7 Techniques to Help Your Child Cope & Calm Down

It is easy for kids to be afraid. Whenever they feel there is a monster under the bed or see a scary movie, they come running to you. While it is a nice thought that someone needs you, they also need to learn to regulate themselves.

Your children are never too young to learn about mindfulness training. This training is nothing intense or complex. Your child will be able to focus on the present moment and control themselves instead of dwelling on their negative thoughts.

Here are seven techniques to help your child cope and calm down when any crisis occurs.

1. Deep Breathing

Anxiety can cause your child to breathe at a very fast rate leading to a panic attack. Deep breathing will allow your child to focus on only their breathing instead of their anxious thoughts.

Your child can try belly breathing by putting one hand over their stomach. Let them breathe in and notice their belly expanding like a balloon. Then, have them breathe out and watch their belly deflate like a balloon. They can also do this standing, with one hand on their chest and the other on their stomach.

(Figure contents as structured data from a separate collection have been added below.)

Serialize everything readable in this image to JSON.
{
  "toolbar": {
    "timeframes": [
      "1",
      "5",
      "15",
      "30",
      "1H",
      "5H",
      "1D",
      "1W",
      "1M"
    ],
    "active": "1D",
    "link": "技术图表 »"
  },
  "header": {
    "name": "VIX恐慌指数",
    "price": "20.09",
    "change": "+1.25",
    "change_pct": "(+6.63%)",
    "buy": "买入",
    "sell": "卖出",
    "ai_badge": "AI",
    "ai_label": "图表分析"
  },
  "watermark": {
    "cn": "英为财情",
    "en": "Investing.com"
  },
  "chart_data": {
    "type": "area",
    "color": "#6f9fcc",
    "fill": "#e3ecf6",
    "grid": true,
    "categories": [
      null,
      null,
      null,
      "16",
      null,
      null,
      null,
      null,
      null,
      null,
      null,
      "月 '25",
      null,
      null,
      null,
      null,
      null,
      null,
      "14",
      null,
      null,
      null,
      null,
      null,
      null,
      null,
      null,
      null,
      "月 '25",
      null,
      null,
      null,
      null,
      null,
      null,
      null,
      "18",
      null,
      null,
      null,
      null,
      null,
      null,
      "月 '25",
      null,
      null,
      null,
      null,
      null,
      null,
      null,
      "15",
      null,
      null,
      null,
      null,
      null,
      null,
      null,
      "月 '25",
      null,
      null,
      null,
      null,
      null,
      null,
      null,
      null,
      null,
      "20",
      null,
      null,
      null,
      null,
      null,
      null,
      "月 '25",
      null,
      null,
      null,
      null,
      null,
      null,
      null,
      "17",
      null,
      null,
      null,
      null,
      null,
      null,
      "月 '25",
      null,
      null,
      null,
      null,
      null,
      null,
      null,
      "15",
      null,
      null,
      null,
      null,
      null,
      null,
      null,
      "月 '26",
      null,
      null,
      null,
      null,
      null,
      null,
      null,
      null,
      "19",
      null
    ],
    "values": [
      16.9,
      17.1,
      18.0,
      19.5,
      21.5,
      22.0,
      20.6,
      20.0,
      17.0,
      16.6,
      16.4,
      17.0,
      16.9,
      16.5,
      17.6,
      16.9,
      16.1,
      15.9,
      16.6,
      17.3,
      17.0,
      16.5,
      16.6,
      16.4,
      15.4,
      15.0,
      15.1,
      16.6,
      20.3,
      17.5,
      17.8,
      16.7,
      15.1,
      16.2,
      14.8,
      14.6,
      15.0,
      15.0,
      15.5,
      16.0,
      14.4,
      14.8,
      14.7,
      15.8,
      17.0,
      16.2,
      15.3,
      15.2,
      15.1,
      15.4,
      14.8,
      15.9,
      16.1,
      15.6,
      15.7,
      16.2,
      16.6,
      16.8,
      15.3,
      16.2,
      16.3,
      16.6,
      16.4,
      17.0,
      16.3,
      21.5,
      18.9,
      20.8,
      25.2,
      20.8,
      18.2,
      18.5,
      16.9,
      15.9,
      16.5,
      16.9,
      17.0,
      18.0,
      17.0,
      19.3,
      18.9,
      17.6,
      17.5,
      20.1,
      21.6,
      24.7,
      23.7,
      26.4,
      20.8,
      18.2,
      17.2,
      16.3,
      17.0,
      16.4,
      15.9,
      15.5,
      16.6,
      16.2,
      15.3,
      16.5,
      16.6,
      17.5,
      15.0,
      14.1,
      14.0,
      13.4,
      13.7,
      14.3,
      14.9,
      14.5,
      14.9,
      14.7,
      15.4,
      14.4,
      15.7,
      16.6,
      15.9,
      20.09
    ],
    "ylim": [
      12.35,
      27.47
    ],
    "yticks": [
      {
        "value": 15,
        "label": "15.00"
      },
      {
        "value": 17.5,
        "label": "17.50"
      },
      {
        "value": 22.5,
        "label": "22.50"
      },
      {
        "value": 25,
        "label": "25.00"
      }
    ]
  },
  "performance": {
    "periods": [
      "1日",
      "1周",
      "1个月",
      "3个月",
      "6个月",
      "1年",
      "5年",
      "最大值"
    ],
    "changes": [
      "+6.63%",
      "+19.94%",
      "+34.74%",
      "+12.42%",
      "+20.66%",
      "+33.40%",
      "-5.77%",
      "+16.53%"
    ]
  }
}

2. The 5-4-3-2-1 Technique

When a child feels overwhelmed with anxiety, they forget where they are. The 5-4-3-2-1 technique will help your child get in touch with their senses. Have your child find-

  1. Five things they see

  2. Four things they feel

  3. Three things they hear

  4. Two things they smell

  5. One thing they taste

Once your child can name these objects, they will come back to reality.

3. Mindful Walking

If you live near a park or live in a neighborhood with greenery, take your child for a walk. This will help clear their mind and focus on something else.

Ask your child what they hear and see around them. Have your child touch the leaves that fall from the ground. You can also ask if they smell anything around them, like fresh pine or an outside barbeque.

Bring your child back to where you both walk and ask them if they notice any changes this time around. This will teach them that change happens all the time.

4. Muscle Progression Movements

Your child could have a lot of tension built up in their body from anxiety. Muscle progression movements can show your child where to channel their stress.

Have your child imagine they are holding an orange. Tell them to make their fists tight and squeeze out all the juice. Then, release the orange and toss it to the side. Have your child repeat this exercise until they feel fully relaxed.

5. Mindful Words

When the world is overwhelming, your child may be prone to tantrums. All it may take is one word to help them calm down.

Ask your child to think of a word that can make them feel better, like "sunlight," "love," "peace," and others. Have your child say this word silently in their mind. Then, have them say this word with each breath they take. Focusing shifts their attention to this word and what they imagine when they say it.

6. Mindful Drawing

Some children have trouble expressing their emotions. Drawing can help them say what they cannot communicate.

Take your child to a quiet room and ask them to close their eyes. Have them draw what they are feeling in the present moment. You can give your child some ideas like drawing what happiness or sadness means.

7. Mind Garden

Worrisome thoughts may be weeds in the mind garden, but happy thoughts can grow beautiful flowers.

Redirect your child to think of happy thoughts when they experience negative emotions. In order for your child's mind garden to grow, they need all the happiness they have. Mindfulness games have the power to calm your child and bring them to the present moment.